Художник-педагог обратит внимание на возраст автора, учтет, сам ли он рисовал или под воздействием взрослого, занимается ли в кружке, изостудии; определит степень одаренности, наметит путь руководства его дальнейшими занятиями. 

В то же время многие увидят в рисунке такие качества, каких на самом деле нет. Расценят случайное как намеренное, спонтанное как интуитивное, наивное как мудрое. Здесь действует тот же механизм, что и при разглядывании облаков, морозных узоров, нагромождений причудливых скал. То есть зритель дополняет увиденное своим воображением, фантазией. 

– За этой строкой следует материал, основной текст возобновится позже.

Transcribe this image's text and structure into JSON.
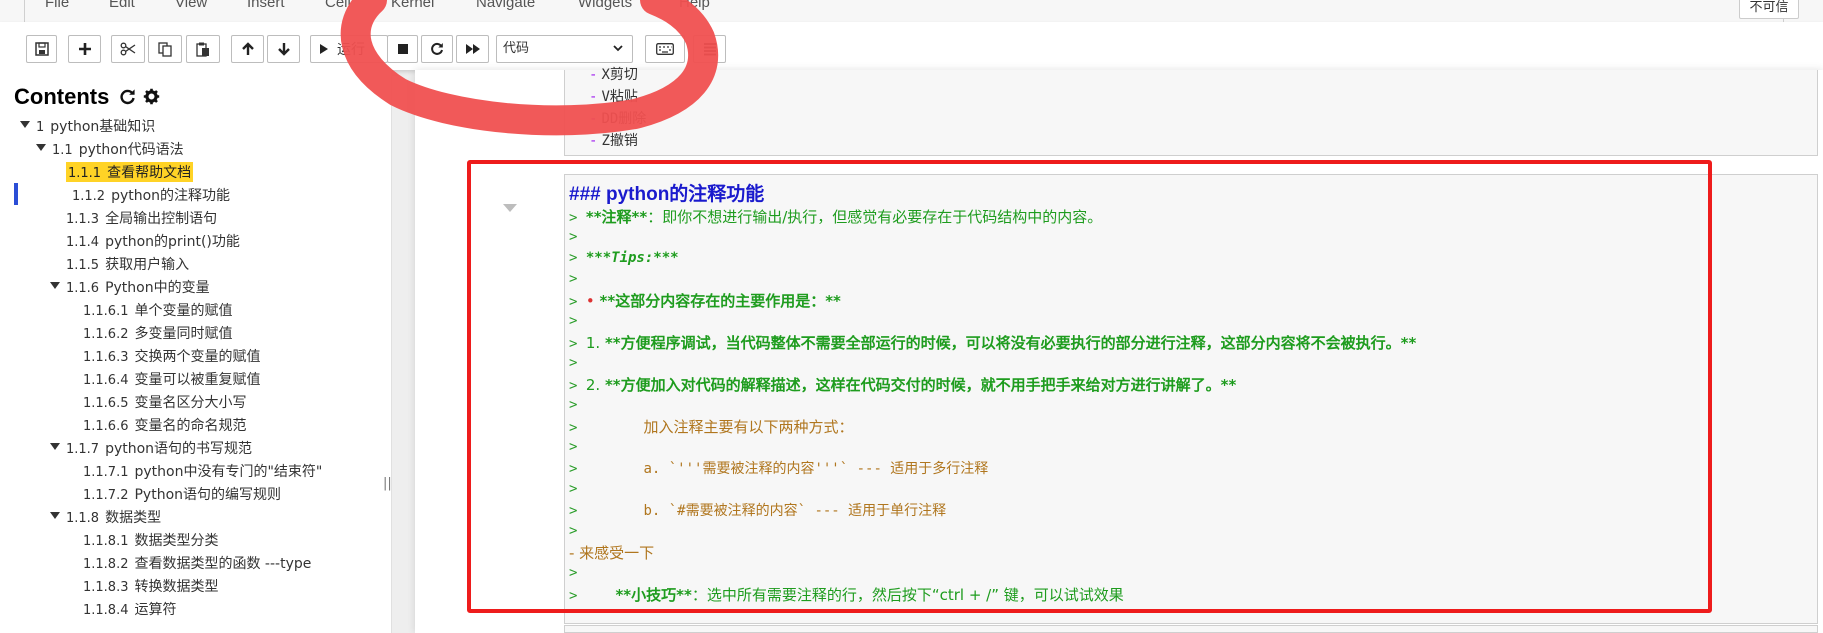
{
  "menubar": {
    "items": [
      "File",
      "Edit",
      "View",
      "Insert",
      "Cell",
      "Kernel",
      "Navigate",
      "Widgets",
      "Help"
    ],
    "trusted_label": "不可信"
  },
  "toolbar": {
    "run_label": "运行",
    "cell_type_value": "代码"
  },
  "toc": {
    "title": "Contents",
    "items": [
      {
        "num": "1",
        "label": "python基础知识"
      },
      {
        "num": "1.1",
        "label": "python代码语法"
      },
      {
        "num": "1.1.1",
        "label": "查看帮助文档"
      },
      {
        "num": "1.1.2",
        "label": "python的注释功能"
      },
      {
        "num": "1.1.3",
        "label": "全局输出控制语句"
      },
      {
        "num": "1.1.4",
        "label": "python的print()功能"
      },
      {
        "num": "1.1.5",
        "label": "获取用户输入"
      },
      {
        "num": "1.1.6",
        "label": "Python中的变量"
      },
      {
        "num": "1.1.6.1",
        "label": "单个变量的赋值"
      },
      {
        "num": "1.1.6.2",
        "label": "多变量同时赋值"
      },
      {
        "num": "1.1.6.3",
        "label": "交换两个变量的赋值"
      },
      {
        "num": "1.1.6.4",
        "label": "变量可以被重复赋值"
      },
      {
        "num": "1.1.6.5",
        "label": "变量名区分大小写"
      },
      {
        "num": "1.1.6.6",
        "label": "变量名的命名规范"
      },
      {
        "num": "1.1.7",
        "label": "python语句的书写规范"
      },
      {
        "num": "1.1.7.1",
        "label": "python中没有专门的\"结束符\""
      },
      {
        "num": "1.1.7.2",
        "label": "Python语句的编写规则"
      },
      {
        "num": "1.1.8",
        "label": "数据类型"
      },
      {
        "num": "1.1.8.1",
        "label": "数据类型分类"
      },
      {
        "num": "1.1.8.2",
        "label": "查看数据类型的函数 ---type"
      },
      {
        "num": "1.1.8.3",
        "label": "转换数据类型"
      },
      {
        "num": "1.1.8.4",
        "label": "运算符"
      }
    ]
  },
  "prev_cell": {
    "lines": [
      "X剪切",
      "V粘贴",
      "DD删除",
      "Z撤销"
    ]
  },
  "cell": {
    "heading": "### python的注释功能",
    "line1_bold": "**注释**",
    "line1_text": "：即你不想进行输出/执行，但感觉有必要存在于代码结构中的内容。",
    "tips": "***Tips:***",
    "bullet_text": "**这部分内容存在的主要作用是：**",
    "item1_num": "1.",
    "item1_text": "**方便程序调试，当代码整体不需要全部运行的时候，可以将没有必要执行的部分进行注释，这部分内容将不会被执行。**",
    "item2_num": "2.",
    "item2_text": "**方便加入对代码的解释描述，这样在代码交付的时候，就不用手把手来给对方进行讲解了。**",
    "ways_intro": "加入注释主要有以下两种方式：",
    "way_a": "a. `'''需要被注释的内容'''` --- 适用于多行注释",
    "way_b": "b. `#需要被注释的内容` --- 适用于单行注释",
    "feel": "- 来感受一下",
    "tip_bold": "**小技巧**",
    "tip_text": "：选中所有需要注释的行，然后按下“ctrl + /” 键，可以试试效果"
  },
  "colors": {
    "annotation_red": "#ee1c1c",
    "scribble_red": "#f05050",
    "toc_highlight": "#ffd326",
    "heading_blue": "#1a1acd",
    "markdown_green": "#1e9c1e"
  }
}
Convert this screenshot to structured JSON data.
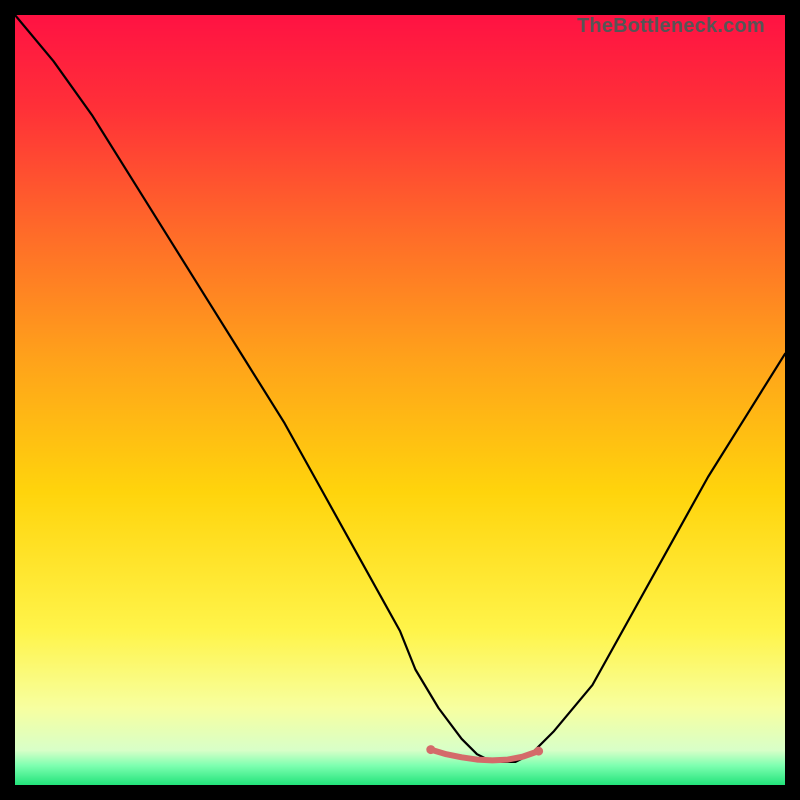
{
  "watermark": "TheBottleneck.com",
  "chart_data": {
    "type": "line",
    "title": "",
    "xlabel": "",
    "ylabel": "",
    "xlim": [
      0,
      100
    ],
    "ylim": [
      0,
      100
    ],
    "gradient_stops": [
      {
        "offset": 0.0,
        "color": "#ff1243"
      },
      {
        "offset": 0.12,
        "color": "#ff3038"
      },
      {
        "offset": 0.28,
        "color": "#ff6a29"
      },
      {
        "offset": 0.45,
        "color": "#ffa31a"
      },
      {
        "offset": 0.62,
        "color": "#ffd40c"
      },
      {
        "offset": 0.8,
        "color": "#fff44a"
      },
      {
        "offset": 0.9,
        "color": "#f7ffa0"
      },
      {
        "offset": 0.955,
        "color": "#d8ffc8"
      },
      {
        "offset": 0.975,
        "color": "#7dffb0"
      },
      {
        "offset": 1.0,
        "color": "#22e37a"
      }
    ],
    "series": [
      {
        "name": "bottleneck-curve",
        "color": "#000000",
        "width": 2.2,
        "x": [
          0,
          5,
          10,
          15,
          20,
          25,
          30,
          35,
          40,
          45,
          50,
          52,
          55,
          58,
          60,
          62,
          65,
          67,
          70,
          75,
          80,
          85,
          90,
          95,
          100
        ],
        "y_percent": [
          100,
          94,
          87,
          79,
          71,
          63,
          55,
          47,
          38,
          29,
          20,
          15,
          10,
          6,
          4,
          3,
          3,
          4,
          7,
          13,
          22,
          31,
          40,
          48,
          56
        ]
      },
      {
        "name": "optimal-range-marker",
        "color": "#d46a6a",
        "width": 6,
        "x": [
          54,
          56,
          58,
          60,
          62,
          64,
          66,
          68
        ],
        "y_percent": [
          4.6,
          4.0,
          3.6,
          3.3,
          3.2,
          3.3,
          3.7,
          4.4
        ]
      }
    ]
  }
}
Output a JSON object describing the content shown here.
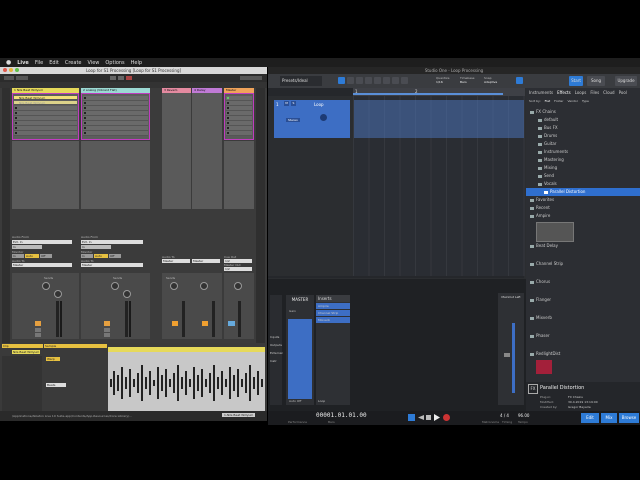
{
  "menubar": {
    "app": "Live",
    "items": [
      "File",
      "Edit",
      "Create",
      "View",
      "Options",
      "Help"
    ]
  },
  "ableton": {
    "window_title": "Loop for S1 Processing [Loop for S1 Processing]",
    "tracks": [
      {
        "name": "1 Nils Beat Willyum",
        "color": "#e6d95a"
      },
      {
        "name": "2 analog (Vibrant Flat)",
        "color": "#9cd9d4"
      },
      {
        "name": "3 Reverb",
        "color": "#e48aa0"
      },
      {
        "name": "4 Delay",
        "color": "#c07ad6"
      },
      {
        "name": "Master",
        "color": "#f0a35a"
      }
    ],
    "clips": {
      "selected": "Nils Beat Willyum",
      "second": "Nils Beat Willyum"
    },
    "io": {
      "audio_from": "Audio From",
      "ext_in": "Ext. In",
      "monitor": "Monitor",
      "in": "In",
      "auto": "Auto",
      "off": "Off",
      "audio_to": "Audio To",
      "master": "Master",
      "sends": "Sends",
      "cue_out": "Cue Out",
      "master_out": "Master Out"
    },
    "clip_view": {
      "label": "Clip",
      "clip_name": "Nils Beat Willyum",
      "sample": "Sample",
      "warp": "Warp",
      "beats": "Beats"
    },
    "status": {
      "path": "/Applications/Ableton Live 10 Suite.app/Contents/App-Resources/Core Library/...",
      "track": "1-Nils Beat Willyum"
    }
  },
  "studio_one": {
    "window_title": "Studio One - Loop Processing",
    "toolbar": {
      "preset": "Presets/Ideal",
      "quantize_label": "Quantize",
      "quantize_value": "1/16",
      "timebase_label": "Timebase",
      "timebase_value": "Bars",
      "snap_label": "Snap",
      "snap_value": "Adaptive",
      "start": "Start",
      "song": "Song",
      "project": "Project",
      "upgrade": "Upgrade"
    },
    "track": {
      "number": "1",
      "name": "Loop",
      "mode": "Stereo"
    },
    "ruler_marks": [
      "1",
      "2"
    ],
    "browser": {
      "tabs": [
        "Instruments",
        "Effects",
        "Loops",
        "Files",
        "Cloud",
        "Pool"
      ],
      "selected_tab": "Effects",
      "sort_label": "Sort by:",
      "sort_options": [
        "Flat",
        "Folder",
        "Vendor",
        "Type"
      ],
      "tree": [
        {
          "label": "FX Chains",
          "level": 0
        },
        {
          "label": "default",
          "level": 1
        },
        {
          "label": "Bus FX",
          "level": 1
        },
        {
          "label": "Drums",
          "level": 1
        },
        {
          "label": "Guitar",
          "level": 1
        },
        {
          "label": "Instruments",
          "level": 1
        },
        {
          "label": "Mastering",
          "level": 1
        },
        {
          "label": "Mixing",
          "level": 1
        },
        {
          "label": "Send",
          "level": 1
        },
        {
          "label": "Vocals",
          "level": 1
        },
        {
          "label": "Parallel Distortion",
          "level": 2,
          "selected": true
        },
        {
          "label": "Favorites",
          "level": 0
        },
        {
          "label": "Recent",
          "level": 0
        },
        {
          "label": "Ampire",
          "level": 0
        }
      ],
      "chain_items": [
        "Beat Delay",
        "Channel Strip",
        "Chorus",
        "Flanger",
        "Mixverb",
        "Phaser",
        "RedlightDist"
      ],
      "info": {
        "title": "Parallel Distortion",
        "plugin_label": "Plug-in:",
        "plugin_value": "FX Chains",
        "modified_label": "Modified:",
        "modified_value": "30.4.2019 13:19:00",
        "created_label": "Created by:",
        "created_value": "Gregor Beyerle"
      }
    },
    "mixer": {
      "channel_name": "MASTER",
      "inserts_label": "Inserts",
      "inserts": [
        "Ampire",
        "Channel Strip",
        "Mixverb"
      ],
      "channel_label": "Loop",
      "main_out": "MainOut Left",
      "gain_label": "Gain",
      "volume_readout": "Auto Off",
      "side_labels": [
        "Inputs",
        "Outputs",
        "External",
        "Instr"
      ]
    },
    "transport": {
      "time": "00001.01.01.00",
      "sub_label": "Bars",
      "performance": "Performance",
      "tempo": "96.00",
      "signature": "4 / 4",
      "metronome_label": "Metronome",
      "timing_label": "Timing",
      "tempo_label": "Tempo"
    },
    "bottom_buttons": [
      "Edit",
      "Mix",
      "Browse"
    ]
  }
}
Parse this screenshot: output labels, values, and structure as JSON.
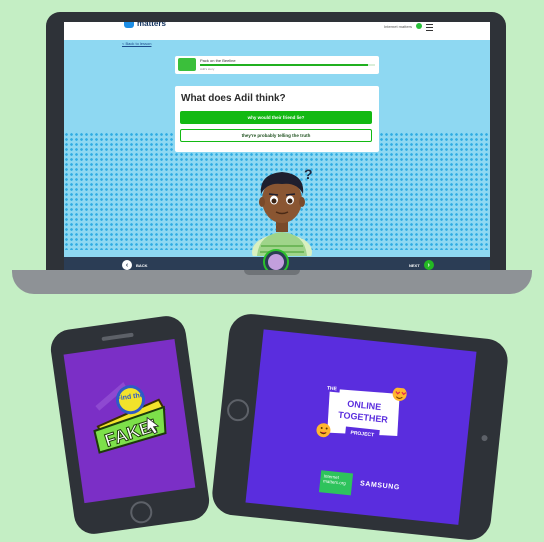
{
  "laptop": {
    "site": {
      "logo_text": "matters",
      "header_link": "Internet matters"
    },
    "back_link": "< Back to lesson",
    "progress": {
      "title": "Pack on the Beeline",
      "subtitle": "Adil's story",
      "fraction": 0.96
    },
    "question": "What does Adil think?",
    "answers": [
      "why would their friend lie?",
      "they're probably telling the truth"
    ],
    "character_mark": "?",
    "nav": {
      "back_label": "BACK",
      "next_label": "NEXT",
      "back_glyph": "‹",
      "next_glyph": "›"
    }
  },
  "phone": {
    "logo_line1": "Find the",
    "logo_line2": "FAKE!"
  },
  "tablet": {
    "badge": {
      "the": "THE",
      "line1": "ONLINE",
      "line2": "TOGETHER",
      "project": "PROJECT"
    },
    "sponsors": {
      "im_line1": "Internet",
      "im_line2": "matters.org",
      "samsung": "SAMSUNG"
    }
  },
  "colors": {
    "background": "#c4eec4",
    "accent_green": "#13b913",
    "screen_blue": "#8ed8f2",
    "phone_purple": "#7b2fc6",
    "tablet_purple": "#5a2dde",
    "fake_yellow": "#f2e32b"
  },
  "icons": [
    "logo-mark-icon",
    "user-avatar-icon",
    "hamburger-menu-icon",
    "back-arrow-icon",
    "next-arrow-icon",
    "character-avatar-icon",
    "emoji-heart-eyes-icon",
    "emoji-tongue-icon"
  ]
}
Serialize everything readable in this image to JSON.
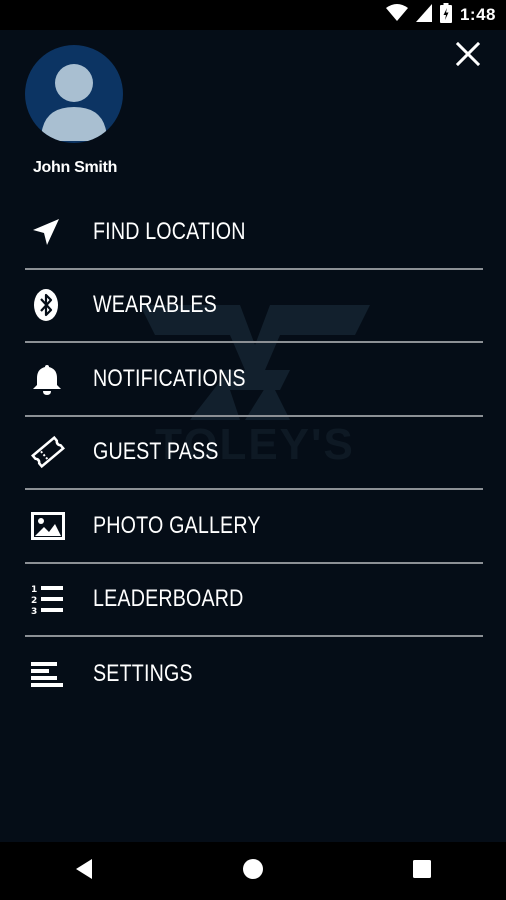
{
  "status_bar": {
    "time": "1:48",
    "icons": [
      "wifi-icon",
      "cell-signal-icon",
      "battery-icon"
    ]
  },
  "drawer": {
    "close_icon": "close-icon",
    "user": {
      "name": "John Smith",
      "avatar_icon": "person-icon"
    },
    "watermark": {
      "text": "TOLEY'S"
    },
    "menu": [
      {
        "label": "FIND LOCATION",
        "icon": "navigation-arrow-icon"
      },
      {
        "label": "WEARABLES",
        "icon": "bluetooth-icon"
      },
      {
        "label": "NOTIFICATIONS",
        "icon": "bell-icon"
      },
      {
        "label": "GUEST PASS",
        "icon": "ticket-icon"
      },
      {
        "label": "PHOTO GALLERY",
        "icon": "image-icon"
      },
      {
        "label": "LEADERBOARD",
        "icon": "numbered-list-icon"
      },
      {
        "label": "SETTINGS",
        "icon": "settings-lines-icon"
      }
    ]
  },
  "nav_bar": {
    "buttons": [
      "back-icon",
      "home-icon",
      "recents-icon"
    ]
  },
  "colors": {
    "background": "#050d17",
    "avatar_bg": "#0c3463",
    "avatar_figure": "#a9bfd1",
    "divider": "#8c9095",
    "text": "#ffffff"
  }
}
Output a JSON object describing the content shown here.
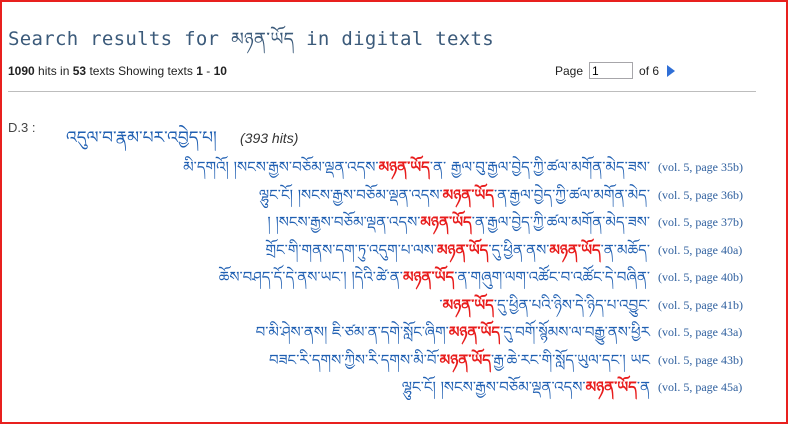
{
  "header": {
    "title_prefix": "Search results for",
    "query": "མཉན་ཡོད",
    "title_suffix": "in digital texts"
  },
  "summary": {
    "hits": "1090",
    "hits_label": "hits in",
    "texts": "53",
    "texts_label": "texts Showing texts",
    "range_start": "1",
    "range_sep": "-",
    "range_end": "10"
  },
  "pager": {
    "label": "Page",
    "current": "1",
    "of_label": "of 6"
  },
  "text": {
    "id": "D.3 :",
    "title": "འདུལ་བ་རྣམ་པར་འབྱེད་པ།",
    "hits": "(393 hits)"
  },
  "results": [
    {
      "pre": "མི་དགའོ། །སངས་རྒྱས་བཅོམ་ལྡན་འདས་",
      "hit": "མཉན་ཡོད",
      "post": "་ན་ རྒྱལ་བུ་རྒྱལ་བྱེད་ཀྱི་ཚལ་མགོན་མེད་ཟས་",
      "ref": "(vol. 5, page 35b)"
    },
    {
      "pre": "ལྷུང་ངོ། །སངས་རྒྱས་བཅོམ་ལྡན་འདས་",
      "hit": "མཉན་ཡོད",
      "post": "་ན་རྒྱལ་བྱེད་ཀྱི་ཚལ་མགོན་མེད་",
      "ref": "(vol. 5, page 36b)"
    },
    {
      "pre": "། །སངས་རྒྱས་བཅོམ་ལྡན་འདས་",
      "hit": "མཉན་ཡོད",
      "post": "་ན་རྒྱལ་བྱེད་ཀྱི་ཚལ་མགོན་མེད་ཟས་",
      "ref": "(vol. 5, page 37b)"
    },
    {
      "pre": "གྲོང་གི་གནས་དག་ཏུ་འདུག་པ་ལས་",
      "hit": "མཉན་ཡོད",
      "post": "་དུ་ཕྱིན་ནས་",
      "hit2": "མཉན་ཡོད",
      "post2": "་ན་མཆོད་",
      "ref": "(vol. 5, page 40a)"
    },
    {
      "pre": "ཆོས་བཤད་དོ་དེ་ནས་ཡང་། །དེའི་ཚེ་ན་",
      "hit": "མཉན་ཡོད",
      "post": "་ན་གཞུག་ལག་འཚོང་བ་འཚོང་དེ་བཞིན་",
      "ref": "(vol. 5, page 40b)"
    },
    {
      "pre": "་",
      "hit": "མཉན་ཡོད",
      "post": "་དུ་ཕྱིན་པའི་ཉིས་དེ་ཉིད་པ་འབྱུང་",
      "ref": "(vol. 5, page 41b)"
    },
    {
      "pre": "བ་མི་ཤེས་ནས། ཇི་ཙམ་ན་དགེ་སློང་ཞིག་",
      "hit": "མཉན་ཡོད",
      "post": "་དུ་བགོ་སྙོམས་ལ་བརྒྱུ་ནས་ཕྱིར",
      "ref": "(vol. 5, page 43a)"
    },
    {
      "pre": "བཟང་རི་དགས་ཀྱིས་རི་དགས་མི་བོ་",
      "hit": "མཉན་ཡོད",
      "post": "་རྒྱ་ཆེ་རང་གི་སློད་ཡུལ་དང་། ཡང",
      "ref": "(vol. 5, page 43b)"
    },
    {
      "pre": "ལྷུང་ངོ། །སངས་རྒྱས་བཅོམ་ལྡན་འདས་",
      "hit": "མཉན་ཡོད",
      "post": "་ན",
      "ref": "(vol. 5, page 45a)"
    }
  ]
}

У определенной категории поклонников детского творчества к искреннему увлечению добавляется налет эстетства. Обычно это случается с теми, кто, считая себя знатоком изобразительного искусства, утверждает, что такие художники, как И. И. Шишкин, И. К. Айвазовский, В. В. Верещагин,— лишь натуралисты, враги истинного творчества. В таком случае, по их мнению, все, что отдаляется от натурализма, находится соответственно ближе к подлинному искусству. Значит, детские рисунки тоже можно отнести к этой категории. 

Чтобы достаточно объективно судить о произведениях искусства, надо не только самим уметь хотя бы немного рисовать и писать красками, но и иметь опыт общения с творчеством мастеров. 

Еще сложнее правильно оценить рисунки детей. Даже маститые живописцы, искусствоведы и ученые могут либо слишком преувеличить достоинства того или иного автора, либо не заметить «искры Божьей».